FLORIDA SUPREME COURT SIDES WITH HOMEOWNER'S ASSOCIATION

RULING: LEGISLATURE WENT TOO FAR

By Jan Bergemann 
President, Cyber Citizens For Justice, Inc.

Published July 13, 2013

During the 2012 Legislative Session the Florida Legislature tried to protect developers by enacting House Bill 1013 (See CS/HB 1013/Enrolled) This bill was specifically aimed at deciding the long-running lawsuit between LAKEVIEW RESERVE HOMEOWNERS ASSOCIATION, INC. vs. MARONDA HOMES, INC. OF FLORIDA and T.D. THOMSON CONSTRUCTION COMPANY in favor of the developers. The bill even carried specific language: Section 3. This act shall take effect July 1, 2012, and applies to all cases accruing before, pending on, or filed after that date.

But in its ruling the Florida Supreme Court (No. SC10-2292) clearly rejected this retroactive attempt of the Legislature to interfere in a pending lawsuit and used the Florida Constitution to make its point: "Constitutional due process rights protect individuals from the retroactive application of a substantive law that adversely affects or destroys a vested right; imposes or creates a new obligation or duty in connection with a previous transaction or consideration; or imposes new penalties."

Obviously Maronda Homes didn't expect this ruling, considering that they filed last year a brief to the Supreme Court saying: "The Legislature has now spoken, (The new law) makes clear that offsite improvements such as roads and drainage are not subject to any implied warranty. The Legislature's resolution of this public policy question resolves this case."

According to the ruling the majority of the Supreme Court judges surely didn't agree with this statement and said more or less that the Legislature went too far when enacting this bill.

This lawsuit is all about "IMPLIED WARRANTIES." Over the years this lawsuits made lots of headlines in the media -- first when the lawsuit moved through the courts [Court to consider who has to pay for fixes to roads, drainage: HOA or developer? (12/2011)] and then when the Florida Legislature tried to intervene in a pending lawsuit [Home builders push legislation that frees them from street repairs (03-2012)].

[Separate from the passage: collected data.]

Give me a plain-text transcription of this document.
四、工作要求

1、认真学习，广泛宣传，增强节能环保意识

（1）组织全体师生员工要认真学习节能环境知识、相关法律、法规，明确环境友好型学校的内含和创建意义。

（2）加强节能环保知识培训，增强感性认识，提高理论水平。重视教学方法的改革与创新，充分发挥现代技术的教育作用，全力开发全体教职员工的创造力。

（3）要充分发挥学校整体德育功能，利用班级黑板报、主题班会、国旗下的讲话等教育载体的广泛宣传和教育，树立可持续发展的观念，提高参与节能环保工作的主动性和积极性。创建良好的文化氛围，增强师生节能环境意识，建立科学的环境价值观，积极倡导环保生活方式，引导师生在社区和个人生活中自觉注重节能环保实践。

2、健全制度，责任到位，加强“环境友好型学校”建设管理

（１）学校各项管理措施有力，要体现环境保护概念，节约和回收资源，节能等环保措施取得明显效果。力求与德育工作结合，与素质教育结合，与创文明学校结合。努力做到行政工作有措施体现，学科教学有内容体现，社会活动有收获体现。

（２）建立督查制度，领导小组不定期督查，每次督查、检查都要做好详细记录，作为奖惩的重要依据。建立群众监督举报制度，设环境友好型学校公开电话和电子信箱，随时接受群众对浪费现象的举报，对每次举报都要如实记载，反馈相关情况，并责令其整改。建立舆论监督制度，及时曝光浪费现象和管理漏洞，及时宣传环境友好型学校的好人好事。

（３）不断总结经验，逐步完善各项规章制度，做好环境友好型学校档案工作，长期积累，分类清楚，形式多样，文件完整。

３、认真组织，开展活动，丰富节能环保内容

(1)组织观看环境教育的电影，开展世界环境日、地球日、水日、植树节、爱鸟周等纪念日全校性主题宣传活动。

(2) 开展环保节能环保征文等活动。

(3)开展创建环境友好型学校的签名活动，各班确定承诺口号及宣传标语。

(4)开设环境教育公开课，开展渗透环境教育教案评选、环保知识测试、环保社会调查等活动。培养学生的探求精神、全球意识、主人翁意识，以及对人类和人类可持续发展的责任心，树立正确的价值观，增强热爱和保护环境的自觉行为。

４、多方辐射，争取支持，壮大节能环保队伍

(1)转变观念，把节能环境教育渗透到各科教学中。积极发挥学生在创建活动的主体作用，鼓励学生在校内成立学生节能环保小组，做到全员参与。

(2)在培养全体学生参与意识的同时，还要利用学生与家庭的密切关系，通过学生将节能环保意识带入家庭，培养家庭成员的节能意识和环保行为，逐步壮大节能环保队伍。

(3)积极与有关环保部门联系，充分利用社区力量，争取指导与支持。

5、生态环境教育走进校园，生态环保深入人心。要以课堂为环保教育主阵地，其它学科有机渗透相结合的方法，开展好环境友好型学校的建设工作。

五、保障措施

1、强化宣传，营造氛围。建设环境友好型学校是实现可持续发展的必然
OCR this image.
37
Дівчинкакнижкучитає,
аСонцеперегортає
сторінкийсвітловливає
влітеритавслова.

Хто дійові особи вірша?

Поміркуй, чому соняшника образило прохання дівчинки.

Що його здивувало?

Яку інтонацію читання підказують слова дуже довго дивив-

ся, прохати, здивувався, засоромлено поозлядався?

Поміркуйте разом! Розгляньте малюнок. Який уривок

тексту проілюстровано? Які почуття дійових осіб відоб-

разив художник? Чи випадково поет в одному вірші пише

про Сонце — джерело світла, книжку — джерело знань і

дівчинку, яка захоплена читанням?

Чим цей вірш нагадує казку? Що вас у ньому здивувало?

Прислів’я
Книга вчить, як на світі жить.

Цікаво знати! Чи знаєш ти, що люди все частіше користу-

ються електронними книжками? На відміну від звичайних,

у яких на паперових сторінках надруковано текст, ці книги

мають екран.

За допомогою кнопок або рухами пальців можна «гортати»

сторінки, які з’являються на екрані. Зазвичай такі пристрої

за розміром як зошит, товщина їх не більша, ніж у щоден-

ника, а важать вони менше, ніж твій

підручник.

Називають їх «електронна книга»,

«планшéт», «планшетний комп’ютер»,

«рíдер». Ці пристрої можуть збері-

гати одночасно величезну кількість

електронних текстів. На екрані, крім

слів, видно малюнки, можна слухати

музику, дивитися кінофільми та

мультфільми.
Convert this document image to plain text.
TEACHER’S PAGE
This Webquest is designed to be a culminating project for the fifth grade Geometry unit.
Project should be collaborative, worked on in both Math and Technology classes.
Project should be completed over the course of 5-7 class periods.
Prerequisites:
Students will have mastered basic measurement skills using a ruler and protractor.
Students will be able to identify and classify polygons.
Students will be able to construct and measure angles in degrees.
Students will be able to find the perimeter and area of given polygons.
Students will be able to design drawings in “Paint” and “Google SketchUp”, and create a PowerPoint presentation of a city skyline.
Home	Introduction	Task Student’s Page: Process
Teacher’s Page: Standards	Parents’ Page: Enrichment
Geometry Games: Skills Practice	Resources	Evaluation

In a 42-page ruling the Florida Supreme Court came to this 

Conclusion

We agree with the decision below [Lakeview Reserve Homeowners et. al. v. Maronda Homes, Inc., et. al., 48 So.3d 902 (Fla. 5th DCA, 2010)] and hold that the implied warranties of fitness and merchantability apply to the improvements that provide essential services to the Lakeview Reserve Homeowners Association. We remand this case to the trial court for further proceedings and factual determinations as may be required, all to be pursuant to and in accordance with this opinion. Further, section 553.835 does not apply to any causes of action that accrued before the effective date of this section. Therefore, we approve the decision below and disapprove the Fourth District’s decision in Port Sewall [Port Sewall Harbor & Tennis Club Owners Ass’n v.First Fed. S. & L. Ass’n., 463 So.2d 530 (Fla. 4th DCA 1985)], to the extent that it is inconsistent with this opinion.
It is so ordered.

This is a great victory for the LAKEVIEW RESERVE HOMEOWNERS ASSOCIATION, INC. and for homeowners' associations in general. It clearly shows that the discussion about IMPLIED WARRANTIES TO REAL PROPERTIES is far from over -- as the developers and homebuilders had hoped -- and it seems pretty obvious that we will see bills filed in the Florida legislature trying to reverse the provisions that were enacted in House Bill 1013 in 2012.

Make no mistake: Anybody who purchases a home in a homeowners association pays as well for all the amenities, roads, drainage systems etc. -- making these services and common areas part of the property purchased.

The 5th DCA clearly stated in its ruling that services “essential to the habitability of the residence” include roads for ingress and egress, drainage systems to divert flooding, retention ponds to correct water flow damage, and underground pipes (whether they be storm water or sanitary sewer pipes) which are necessary for living accommodations" should be covered under implied warranties.

I think that says it all!

CHALK UP A BIG VICTORY FOR HOMEOWNERS' ASSOCIATIONS AND THE OWNERS LIVING IN THESE COMMUNITIES!